Warning: Spoilers abound.
The bond between Michael Jordan and his father transcends conspiracy theories
Some media speculation following the tragic murder of James Jordan tried to link Michael’s gambling habits to the incident. It was beyond sad then and equally cringeworthy now.
Thankfully, the film explores the purity of their relationship, which played out in countless moments of James sitting by Michael’s side as his accomplishments grew.
“He was my rock,” Michael says poignantly. “We were very close.”
Baseball was very, very good to Jordan
The conspiracy theories continue with the exploration of whether Jordan’s gambling habits led to a secret suspension for his first stunning retirement in 1993. Important voices, including then-NBA commissioner David Stern, flatly reject the story.
Instead, Jordan’s foray into baseball gets lovingly detailed. And a theme consistent with Jordan’s approach to basketball unsurprisingly develops: Never cheat the game.
About the only downside to Jordan’s minor-league baseball pursuit is his lifetime ban of Sports Illustrated, which derisively detailed his experiment as an embarrassment.
“I never was interviewed for that,” Jordan said, confirming the ban.
Scottie Pippen’s 1993-94 season receives a comprehensive evaluation
From his MVP-caliber play to his shocking decision to sit out the final 1.8 seconds of a playoff game when coach Phil Jackson called Toni Kukoc’s number over his, Pippen is front and center.
He makes a stunning revelation related to the 1.8 second game in a current-day interview, even as his teammates address his decision with clear, level-headed criticism.
“We don’t know how to act because Scottie’s one of our favorite teammates, one of our favorite people in the world,” Steve Kerr says.
There may be no 72 victories without defeat
Jordan isn’t used to failure. So when his return from baseball in March 1995 ends with a crushing, second-round playoff loss to the Magic — on the United Center floor no less — it, uh, motivates him a little bit.
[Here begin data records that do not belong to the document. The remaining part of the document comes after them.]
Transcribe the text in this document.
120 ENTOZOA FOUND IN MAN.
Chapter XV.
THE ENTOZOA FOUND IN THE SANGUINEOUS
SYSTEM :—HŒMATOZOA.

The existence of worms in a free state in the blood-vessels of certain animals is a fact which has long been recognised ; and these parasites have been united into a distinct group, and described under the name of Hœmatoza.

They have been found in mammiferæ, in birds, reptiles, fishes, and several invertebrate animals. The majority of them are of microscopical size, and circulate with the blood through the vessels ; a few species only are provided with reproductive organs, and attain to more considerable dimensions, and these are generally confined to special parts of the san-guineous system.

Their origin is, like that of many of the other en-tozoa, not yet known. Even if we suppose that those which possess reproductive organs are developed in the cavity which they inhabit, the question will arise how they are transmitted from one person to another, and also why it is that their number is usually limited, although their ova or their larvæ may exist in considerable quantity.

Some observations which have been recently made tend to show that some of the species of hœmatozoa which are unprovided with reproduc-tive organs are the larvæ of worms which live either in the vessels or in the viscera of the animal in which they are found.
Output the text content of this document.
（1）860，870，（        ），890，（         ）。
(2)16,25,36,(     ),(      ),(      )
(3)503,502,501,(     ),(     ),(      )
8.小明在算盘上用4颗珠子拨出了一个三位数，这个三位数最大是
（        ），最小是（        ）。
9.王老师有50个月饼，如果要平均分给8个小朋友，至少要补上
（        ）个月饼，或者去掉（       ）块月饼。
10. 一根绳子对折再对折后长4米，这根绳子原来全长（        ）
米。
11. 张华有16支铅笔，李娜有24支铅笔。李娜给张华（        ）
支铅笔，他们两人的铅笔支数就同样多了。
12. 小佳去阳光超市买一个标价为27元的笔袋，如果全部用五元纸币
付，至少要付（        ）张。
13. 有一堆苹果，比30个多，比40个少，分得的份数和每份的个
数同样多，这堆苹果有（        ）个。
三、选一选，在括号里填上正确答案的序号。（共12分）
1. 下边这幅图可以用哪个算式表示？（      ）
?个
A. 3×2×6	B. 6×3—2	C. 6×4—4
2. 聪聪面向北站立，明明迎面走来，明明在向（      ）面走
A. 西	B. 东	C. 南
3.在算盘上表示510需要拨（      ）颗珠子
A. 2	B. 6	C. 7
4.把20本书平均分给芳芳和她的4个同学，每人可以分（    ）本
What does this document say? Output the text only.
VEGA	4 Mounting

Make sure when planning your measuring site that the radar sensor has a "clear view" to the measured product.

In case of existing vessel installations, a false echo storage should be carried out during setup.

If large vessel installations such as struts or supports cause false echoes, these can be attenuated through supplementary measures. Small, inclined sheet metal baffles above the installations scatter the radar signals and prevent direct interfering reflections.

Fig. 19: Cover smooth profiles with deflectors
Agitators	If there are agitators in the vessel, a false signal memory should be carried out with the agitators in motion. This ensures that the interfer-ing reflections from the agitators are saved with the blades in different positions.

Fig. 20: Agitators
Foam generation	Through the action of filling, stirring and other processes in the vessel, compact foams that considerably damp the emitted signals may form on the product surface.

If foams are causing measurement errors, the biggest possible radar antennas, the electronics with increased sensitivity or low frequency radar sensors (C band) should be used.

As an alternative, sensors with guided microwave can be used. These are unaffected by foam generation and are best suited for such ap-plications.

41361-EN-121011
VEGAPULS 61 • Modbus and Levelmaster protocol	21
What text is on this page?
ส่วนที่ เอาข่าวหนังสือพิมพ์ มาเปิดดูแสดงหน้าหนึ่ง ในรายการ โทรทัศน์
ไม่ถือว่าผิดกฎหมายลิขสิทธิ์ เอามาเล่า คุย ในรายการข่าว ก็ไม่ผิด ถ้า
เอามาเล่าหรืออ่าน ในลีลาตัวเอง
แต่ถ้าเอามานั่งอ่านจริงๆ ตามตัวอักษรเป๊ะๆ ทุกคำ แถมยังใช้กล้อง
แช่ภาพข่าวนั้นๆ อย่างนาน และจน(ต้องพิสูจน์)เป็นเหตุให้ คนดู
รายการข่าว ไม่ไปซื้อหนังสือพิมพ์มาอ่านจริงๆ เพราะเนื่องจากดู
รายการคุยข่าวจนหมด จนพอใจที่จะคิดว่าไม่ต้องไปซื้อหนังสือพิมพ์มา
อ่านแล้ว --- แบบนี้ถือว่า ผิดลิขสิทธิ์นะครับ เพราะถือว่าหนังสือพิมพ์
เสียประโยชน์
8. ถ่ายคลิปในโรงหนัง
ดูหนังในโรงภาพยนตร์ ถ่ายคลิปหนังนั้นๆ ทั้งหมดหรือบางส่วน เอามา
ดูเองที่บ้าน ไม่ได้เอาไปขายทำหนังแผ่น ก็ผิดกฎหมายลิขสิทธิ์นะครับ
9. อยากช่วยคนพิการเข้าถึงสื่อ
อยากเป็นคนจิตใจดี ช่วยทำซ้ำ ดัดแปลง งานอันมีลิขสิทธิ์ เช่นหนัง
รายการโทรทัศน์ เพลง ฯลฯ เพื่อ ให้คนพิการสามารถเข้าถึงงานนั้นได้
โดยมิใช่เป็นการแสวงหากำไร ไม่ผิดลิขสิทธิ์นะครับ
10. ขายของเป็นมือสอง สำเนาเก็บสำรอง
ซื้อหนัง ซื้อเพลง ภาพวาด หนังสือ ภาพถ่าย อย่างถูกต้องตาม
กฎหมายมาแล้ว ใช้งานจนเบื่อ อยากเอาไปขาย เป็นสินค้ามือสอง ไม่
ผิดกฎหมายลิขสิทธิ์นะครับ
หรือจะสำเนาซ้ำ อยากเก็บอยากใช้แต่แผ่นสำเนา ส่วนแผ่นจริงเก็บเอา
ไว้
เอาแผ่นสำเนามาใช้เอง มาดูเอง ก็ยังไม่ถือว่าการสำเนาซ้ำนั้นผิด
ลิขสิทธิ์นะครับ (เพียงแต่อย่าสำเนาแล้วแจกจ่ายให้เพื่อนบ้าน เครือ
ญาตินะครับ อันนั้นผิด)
Long-time Jordan trainer Tim Grover, in one of the most riveting scenes of the night, details how the loss fueled Jordan. After all, Jordan had changed his body to go play baseball — and now had to do so again.
To say he attacked the 1995 offseason is like saying he sold a few pairs of shoes. From his offseason workouts to his preseason approach, which includes a fight with Kerr, Jordan is a man on a mission.
Jordan lives up to his reputation as a tough teammate
Breaking news: Jordan likes to win. And will do almost anything to do so, even if that means riding teammates.
“He was a jerk,” Will Perdue says, in one of the milder bites from this segment.
But even Perdue admits that Jordan’s leadership style worked and drove the Bulls’ dynasty. The theme culminates with a stunning conclusion to Episode 7, in which Jordan lays bare his true feelings about what drove him in an emotional and impassioned soliloquy.